1. [誤り]僧帽弁閉鎖不全症では収縮期に僧帽弁が完全に閉鎖せず、左室から左房へ血液が逆流する。心尖部で全収縮期雑音が聴取され、頸動脈雑音ではない。収縮期のthrillを心尖部で触知することもある。頸動脈まで音が伝播するのは大動脈弁狭窄症である。
2. [正解]大動脈弁閉鎖不全症では拡張期に大動脈弁が完全に閉鎖せず、大動脈から左室へ血液が逆流する。拡張早期に高調ではっきりした逆流性拡張期雑音が胸骨右縁第2肋間を中心に聴取される。これが大動脈弁閉鎖不全症の特徴的聴診所見である。
3. [誤り]僧帽弁狭窄症では拡張期に僧帽弁口が狭窄し、左房から左室への血液流入が障害される。拡張期ランブル(低調な拡張期雑音)が心尖部で聴取され、収縮期雑音ではない。I音が強く聴取され、II音後の僧帽弁開放音(opening snap)も特徴的である。

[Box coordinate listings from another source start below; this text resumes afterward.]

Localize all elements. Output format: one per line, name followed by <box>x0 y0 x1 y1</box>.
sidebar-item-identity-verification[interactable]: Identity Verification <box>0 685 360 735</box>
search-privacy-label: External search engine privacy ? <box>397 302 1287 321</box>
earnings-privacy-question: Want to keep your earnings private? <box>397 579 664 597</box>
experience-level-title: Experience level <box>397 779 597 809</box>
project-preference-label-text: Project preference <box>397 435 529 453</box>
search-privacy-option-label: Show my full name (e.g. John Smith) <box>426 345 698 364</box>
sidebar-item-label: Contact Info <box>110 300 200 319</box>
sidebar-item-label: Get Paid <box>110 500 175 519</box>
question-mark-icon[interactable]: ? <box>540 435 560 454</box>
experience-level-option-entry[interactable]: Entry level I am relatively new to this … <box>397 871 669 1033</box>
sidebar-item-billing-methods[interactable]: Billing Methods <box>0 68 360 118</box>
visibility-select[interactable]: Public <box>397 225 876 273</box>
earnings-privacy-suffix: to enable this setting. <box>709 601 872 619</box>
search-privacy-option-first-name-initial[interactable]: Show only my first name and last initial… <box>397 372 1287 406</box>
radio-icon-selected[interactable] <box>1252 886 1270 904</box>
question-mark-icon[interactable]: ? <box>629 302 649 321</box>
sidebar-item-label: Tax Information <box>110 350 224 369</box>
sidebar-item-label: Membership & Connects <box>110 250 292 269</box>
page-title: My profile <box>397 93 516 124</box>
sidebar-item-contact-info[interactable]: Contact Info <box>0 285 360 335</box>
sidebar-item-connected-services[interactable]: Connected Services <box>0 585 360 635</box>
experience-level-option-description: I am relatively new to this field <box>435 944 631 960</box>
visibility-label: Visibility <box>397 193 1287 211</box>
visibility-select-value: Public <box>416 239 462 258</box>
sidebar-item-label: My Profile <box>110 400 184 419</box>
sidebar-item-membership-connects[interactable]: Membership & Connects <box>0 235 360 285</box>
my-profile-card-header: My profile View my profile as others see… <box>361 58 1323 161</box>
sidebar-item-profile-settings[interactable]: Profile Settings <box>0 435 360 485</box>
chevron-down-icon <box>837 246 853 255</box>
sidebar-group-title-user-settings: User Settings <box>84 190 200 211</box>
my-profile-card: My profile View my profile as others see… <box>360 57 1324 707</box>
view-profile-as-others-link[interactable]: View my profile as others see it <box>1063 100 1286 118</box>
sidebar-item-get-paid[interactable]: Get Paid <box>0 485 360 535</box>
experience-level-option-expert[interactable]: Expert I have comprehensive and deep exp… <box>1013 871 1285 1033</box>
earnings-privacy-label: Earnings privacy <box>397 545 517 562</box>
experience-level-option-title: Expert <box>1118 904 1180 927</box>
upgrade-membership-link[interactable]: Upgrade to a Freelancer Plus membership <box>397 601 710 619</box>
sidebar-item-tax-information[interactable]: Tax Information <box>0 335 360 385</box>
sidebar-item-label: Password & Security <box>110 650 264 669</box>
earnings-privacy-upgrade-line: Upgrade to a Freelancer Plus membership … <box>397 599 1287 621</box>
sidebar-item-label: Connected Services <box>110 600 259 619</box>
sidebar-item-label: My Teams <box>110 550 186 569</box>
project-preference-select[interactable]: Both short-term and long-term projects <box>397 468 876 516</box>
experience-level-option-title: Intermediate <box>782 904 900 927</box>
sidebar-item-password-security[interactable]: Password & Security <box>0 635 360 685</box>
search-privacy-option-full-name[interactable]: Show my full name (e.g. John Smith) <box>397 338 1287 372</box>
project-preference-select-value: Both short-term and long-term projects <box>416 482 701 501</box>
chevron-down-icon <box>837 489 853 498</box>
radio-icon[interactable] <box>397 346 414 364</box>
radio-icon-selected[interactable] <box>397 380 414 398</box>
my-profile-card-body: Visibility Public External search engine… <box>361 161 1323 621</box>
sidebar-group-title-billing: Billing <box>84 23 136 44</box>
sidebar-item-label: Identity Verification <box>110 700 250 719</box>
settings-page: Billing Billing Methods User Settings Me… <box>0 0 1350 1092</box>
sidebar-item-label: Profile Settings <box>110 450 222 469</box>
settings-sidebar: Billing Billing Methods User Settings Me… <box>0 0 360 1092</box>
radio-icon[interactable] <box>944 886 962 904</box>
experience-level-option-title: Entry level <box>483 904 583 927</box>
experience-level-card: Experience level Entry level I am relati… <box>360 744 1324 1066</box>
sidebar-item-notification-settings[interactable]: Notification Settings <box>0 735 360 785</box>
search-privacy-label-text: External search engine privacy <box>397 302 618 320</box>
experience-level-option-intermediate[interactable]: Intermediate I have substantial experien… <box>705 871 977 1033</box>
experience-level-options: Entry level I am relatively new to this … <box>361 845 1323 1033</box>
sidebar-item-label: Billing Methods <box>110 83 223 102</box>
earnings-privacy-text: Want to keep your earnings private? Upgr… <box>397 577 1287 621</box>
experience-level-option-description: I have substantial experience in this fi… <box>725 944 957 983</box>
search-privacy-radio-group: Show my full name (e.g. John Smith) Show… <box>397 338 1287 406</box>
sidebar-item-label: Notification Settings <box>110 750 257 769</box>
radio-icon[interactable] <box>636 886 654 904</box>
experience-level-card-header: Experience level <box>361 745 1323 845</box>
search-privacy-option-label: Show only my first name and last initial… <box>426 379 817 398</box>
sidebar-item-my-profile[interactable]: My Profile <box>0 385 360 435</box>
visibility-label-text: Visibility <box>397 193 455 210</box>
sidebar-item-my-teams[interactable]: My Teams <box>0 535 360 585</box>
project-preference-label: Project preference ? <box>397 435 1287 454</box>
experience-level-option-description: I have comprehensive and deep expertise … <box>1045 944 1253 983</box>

4. [誤り]大動脈弁狭窄症では収縮期に左室から大動脈への血液駆出が障害される。低ピッチの荒い駆出性収縮期雑音が胸骨右縁第2肋間で聴取され、頸動脈まで音が伝播する。ランブルではない。ランブルは僧帽弁狭窄症で聴取される低調な拡張期雑音である。